Article Preview
TopWhy Privacy-Preserving Data Mining
The application of machine learning (ML) to important problems in medicine and finance often results in an apparent contradiction: Training the models requires access to large and varied data sets under industry or regulatory expectation that security and privacy will be preserved, even though the size and scope of the data collected makes it attractive to hackers and increases likelihood of malicious or even unintended privacy breaches. Recent news reports have highlighted data security and privacy failures (Armeding, 2018; Cameron, 2017; Subramanian & Malladi, 2020). To mitigate this seeming contradiction and limit data leaks, a popular scheme obfuscates the raw data and applies machine learning on the transformed data, enabling data-driven discovery (“mining”) of insights while ensuring that the data remain private. This scheme which preserves privacy yet maintains data utility and modeling accuracy is called privacy-preserving data mining (Thuraisingham, 2005).

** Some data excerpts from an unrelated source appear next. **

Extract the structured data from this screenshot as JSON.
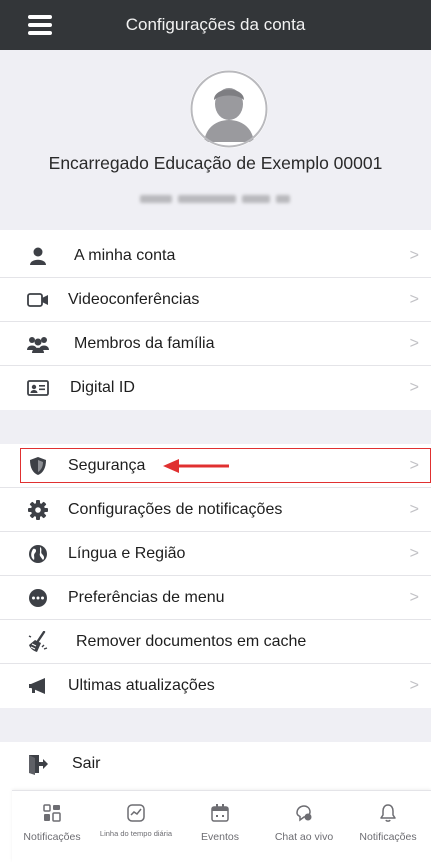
{
  "header": {
    "title": "Configurações da conta",
    "menu_icon": "hamburger-menu-icon"
  },
  "profile": {
    "name": "Encarregado Educação de Exemplo 00001",
    "avatar_icon": "user-avatar-icon"
  },
  "sections": [
    {
      "items": [
        {
          "label": "A minha conta",
          "icon": "person-icon"
        },
        {
          "label": "Videoconferências",
          "icon": "video-camera-icon"
        },
        {
          "label": "Membros da família",
          "icon": "family-group-icon"
        },
        {
          "label": "Digital ID",
          "icon": "id-card-icon"
        }
      ]
    },
    {
      "items": [
        {
          "label": "Segurança",
          "icon": "shield-icon"
        },
        {
          "label": "Configurações de notificações",
          "icon": "gear-icon"
        },
        {
          "label": "Língua e Região",
          "icon": "globe-icon"
        },
        {
          "label": "Preferências de menu",
          "icon": "ellipsis-circle-icon"
        },
        {
          "label": "Remover documentos em cache",
          "icon": "broom-icon"
        },
        {
          "label": "Ultimas atualizações",
          "icon": "megaphone-icon"
        }
      ]
    },
    {
      "items": [
        {
          "label": "Sair",
          "icon": "sign-out-icon"
        }
      ]
    }
  ],
  "chevron": ">",
  "tabbar": [
    {
      "label": "Notificações",
      "icon": "dashboard-grid-icon"
    },
    {
      "label": "Linha do tempo diária",
      "icon": "timeline-chart-icon"
    },
    {
      "label": "Eventos",
      "icon": "calendar-icon"
    },
    {
      "label": "Chat ao vivo",
      "icon": "chat-bubble-icon"
    },
    {
      "label": "Notificações",
      "icon": "bell-icon"
    }
  ],
  "colors": {
    "header_bg": "#333639",
    "page_bg": "#efeff4",
    "icon_dark": "#3d4046",
    "annotation_red": "#e03030"
  }
}
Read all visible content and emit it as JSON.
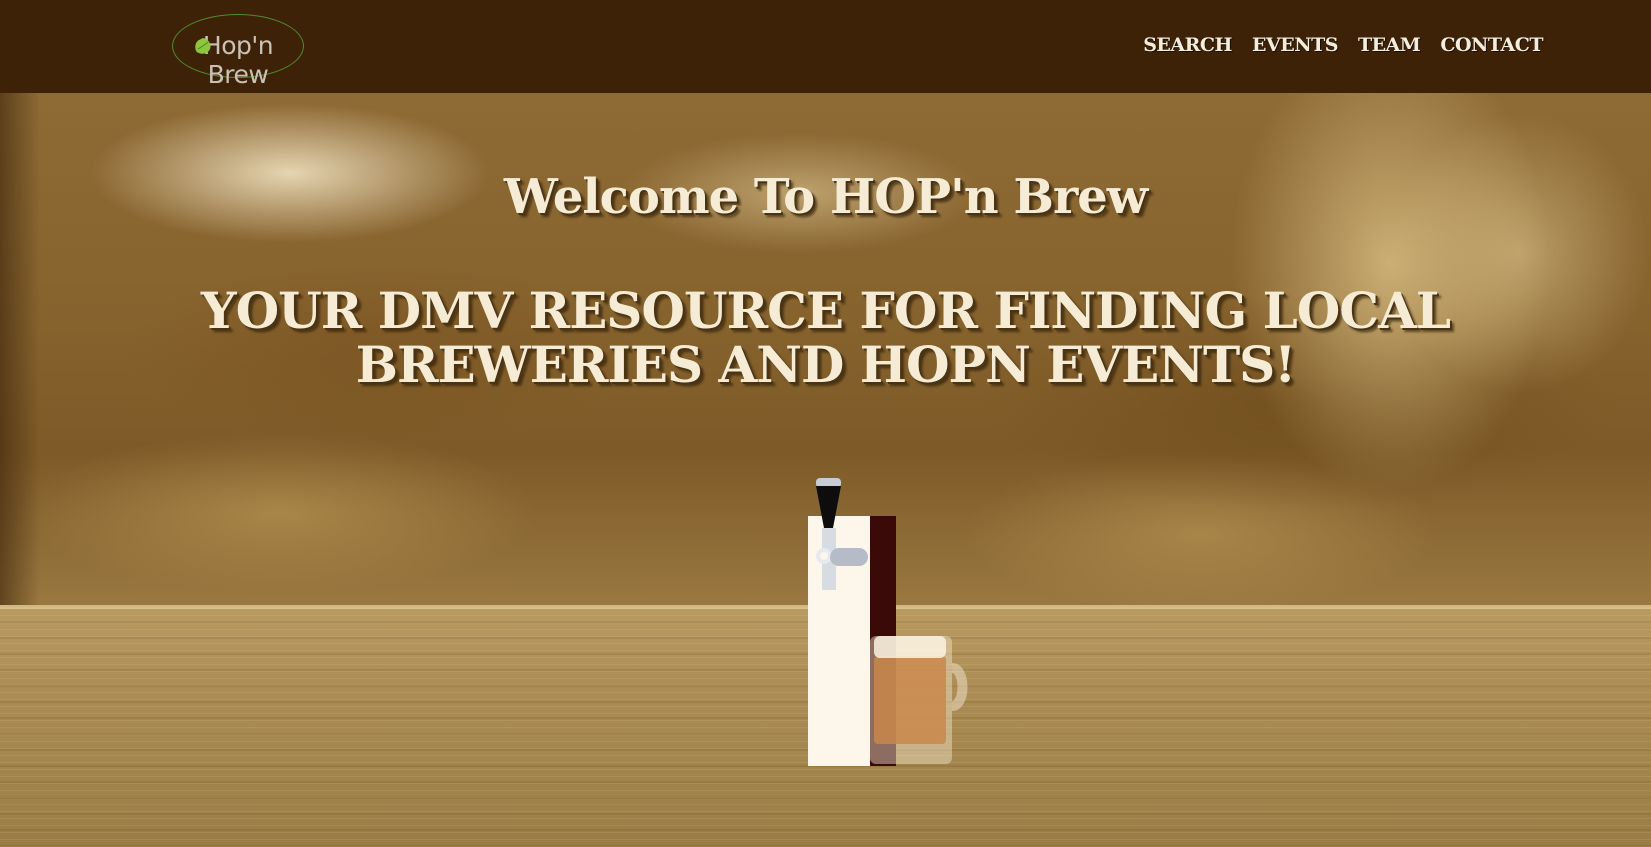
{
  "logo": {
    "text": "Hop'n Brew",
    "icon": "hop-icon"
  },
  "nav": {
    "items": [
      {
        "label": "SEARCH"
      },
      {
        "label": "EVENTS"
      },
      {
        "label": "TEAM"
      },
      {
        "label": "CONTACT"
      }
    ]
  },
  "hero": {
    "welcome": "Welcome To HOP'n Brew",
    "tagline_line1": "YOUR DMV RESOURCE FOR FINDING LOCAL",
    "tagline_line2": "BREWERIES AND HOPN EVENTS!"
  },
  "illustration": {
    "icon": "beer-tap-and-mug-icon"
  },
  "colors": {
    "navbar": "#3e2207",
    "nav_text": "#f3eddd",
    "headline_text": "#f6ecd6",
    "logo_ring": "#4f8a2e",
    "hop_green": "#8cc63f"
  }
}
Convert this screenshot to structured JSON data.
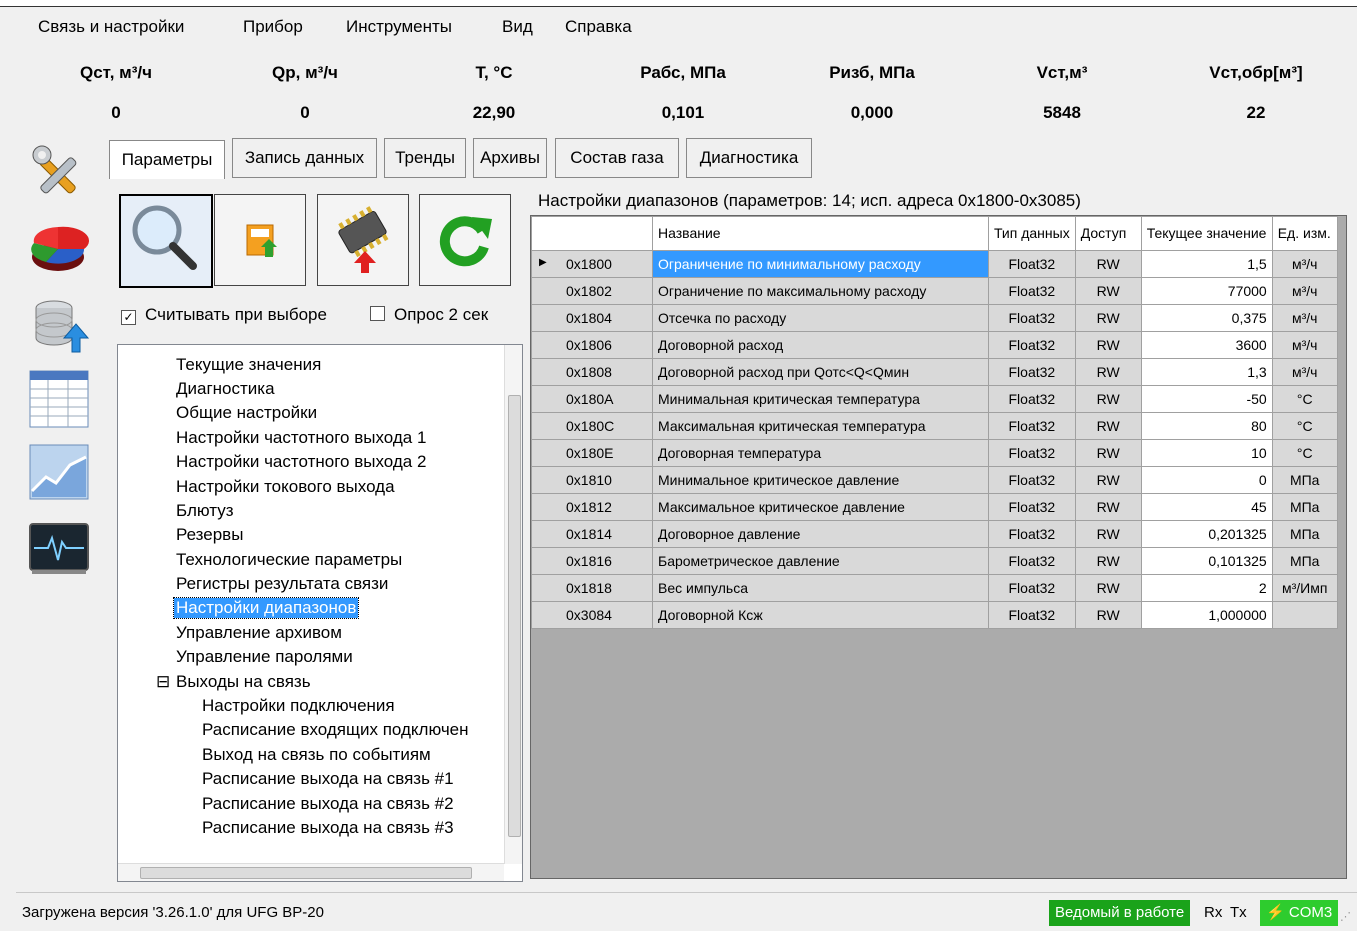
{
  "menu": [
    "Связь и настройки",
    "Прибор",
    "Инструменты",
    "Вид",
    "Справка"
  ],
  "readings": [
    {
      "label": "Qст, м³/ч",
      "value": "0"
    },
    {
      "label": "Qр, м³/ч",
      "value": "0"
    },
    {
      "label": "T, °C",
      "value": "22,90"
    },
    {
      "label": "Рабс, МПа",
      "value": "0,101"
    },
    {
      "label": "Ризб, МПа",
      "value": "0,000"
    },
    {
      "label": "Vст,м³",
      "value": "5848"
    },
    {
      "label": "Vст,обр[м³]",
      "value": "22"
    }
  ],
  "side_icons": [
    "tools-icon",
    "pie-chart-icon",
    "database-upload-icon",
    "table-icon",
    "line-chart-icon",
    "monitor-pulse-icon"
  ],
  "tabs": [
    "Параметры",
    "Запись данных",
    "Тренды",
    "Архивы",
    "Состав газа",
    "Диагностика"
  ],
  "toolbar": {
    "search": "search-icon",
    "save": "save-icon",
    "write_chip": "chip-write-icon",
    "refresh": "refresh-icon"
  },
  "checkboxes": {
    "read_on_select": {
      "label": "Считывать при выборе",
      "checked": true
    },
    "poll": {
      "label": "Опрос 2 сек",
      "checked": false
    }
  },
  "tree": [
    {
      "label": "Текущие значения",
      "level": 1
    },
    {
      "label": "Диагностика",
      "level": 1
    },
    {
      "label": "Общие настройки",
      "level": 1
    },
    {
      "label": "Настройки частотного выхода 1",
      "level": 1
    },
    {
      "label": "Настройки частотного выхода 2",
      "level": 1
    },
    {
      "label": "Настройки токового выхода",
      "level": 1
    },
    {
      "label": "Блютуз",
      "level": 1
    },
    {
      "label": "Резервы",
      "level": 1
    },
    {
      "label": "Технологические параметры",
      "level": 1
    },
    {
      "label": "Регистры результата связи",
      "level": 1
    },
    {
      "label": "Настройки диапазонов",
      "level": 1,
      "selected": true
    },
    {
      "label": "Управление архивом",
      "level": 1
    },
    {
      "label": "Управление паролями",
      "level": 1
    },
    {
      "label": "Выходы на связь",
      "level": 1,
      "expander": "⊟"
    },
    {
      "label": "Настройки подключения",
      "level": 2
    },
    {
      "label": "Расписание входящих подключен",
      "level": 2
    },
    {
      "label": "Выход на связь по событиям",
      "level": 2
    },
    {
      "label": "Расписание выхода на связь #1",
      "level": 2
    },
    {
      "label": "Расписание выхода на связь #2",
      "level": 2
    },
    {
      "label": "Расписание выхода на связь #3",
      "level": 2
    }
  ],
  "grid": {
    "title": "Настройки диапазонов (параметров: 14; исп. адреса 0x1800-0x3085)",
    "columns": [
      "",
      "Название",
      "Тип данных",
      "Доступ",
      "Текущее значение",
      "Ед. изм."
    ],
    "rows": [
      [
        "0x1800",
        "Ограничение по минимальному расходу",
        "Float32",
        "RW",
        "1,5",
        "м³/ч"
      ],
      [
        "0x1802",
        "Ограничение по максимальному расходу",
        "Float32",
        "RW",
        "77000",
        "м³/ч"
      ],
      [
        "0x1804",
        "Отсечка по расходу",
        "Float32",
        "RW",
        "0,375",
        "м³/ч"
      ],
      [
        "0x1806",
        "Договорной расход",
        "Float32",
        "RW",
        "3600",
        "м³/ч"
      ],
      [
        "0x1808",
        "Договорной расход при Qотс<Q<Qмин",
        "Float32",
        "RW",
        "1,3",
        "м³/ч"
      ],
      [
        "0x180A",
        "Минимальная критическая температура",
        "Float32",
        "RW",
        "-50",
        "°C"
      ],
      [
        "0x180C",
        "Максимальная критическая температура",
        "Float32",
        "RW",
        "80",
        "°C"
      ],
      [
        "0x180E",
        "Договорная температура",
        "Float32",
        "RW",
        "10",
        "°C"
      ],
      [
        "0x1810",
        "Минимальное критическое давление",
        "Float32",
        "RW",
        "0",
        "МПа"
      ],
      [
        "0x1812",
        "Максимальное критическое давление",
        "Float32",
        "RW",
        "45",
        "МПа"
      ],
      [
        "0x1814",
        "Договорное давление",
        "Float32",
        "RW",
        "0,201325",
        "МПа"
      ],
      [
        "0x1816",
        "Барометрическое давление",
        "Float32",
        "RW",
        "0,101325",
        "МПа"
      ],
      [
        "0x1818",
        "Вес импульса",
        "Float32",
        "RW",
        "2",
        "м³/Имп"
      ],
      [
        "0x3084",
        "Договорной Ксж",
        "Float32",
        "RW",
        "1,000000",
        ""
      ]
    ]
  },
  "status": {
    "text": "Загружена версия '3.26.1.0' для UFG BP-20",
    "mode": "Ведомый в работе",
    "rx": "Rx",
    "tx": "Tx",
    "port": "COM3",
    "mode_color": "#1aa31a",
    "port_color": "#2ecc2e"
  },
  "colors": {
    "selection": "#3399ff"
  }
}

Given the popularity of AI (Siau & Wang, 2020; Wang & Siau, 2019), it is attractive to conceptualize a blockchain’s proof-of-work mathematical problem as a data mining problem. However, proof-of-work is most compelling for blockchain use cases in which the proof of access to resources is a proxy for proof of incorruptibility amongst untrusted potential validators (Nakamoto, 2018). Bitcoin and Ethereum are blockchain networks that exemplify this “trustless,” “permissionless” context. Clearly, raw, un-obfuscated data cannot be provided to third party validators (cryptocurrency miners) to do data mining on such open blockchains; miners may be trusted to do transparent, straightforward validation, but they cannot be trusted with raw data. Hence, our PoUW solves a privacy-preserving data mining problem, not a generic data mining problem using raw data.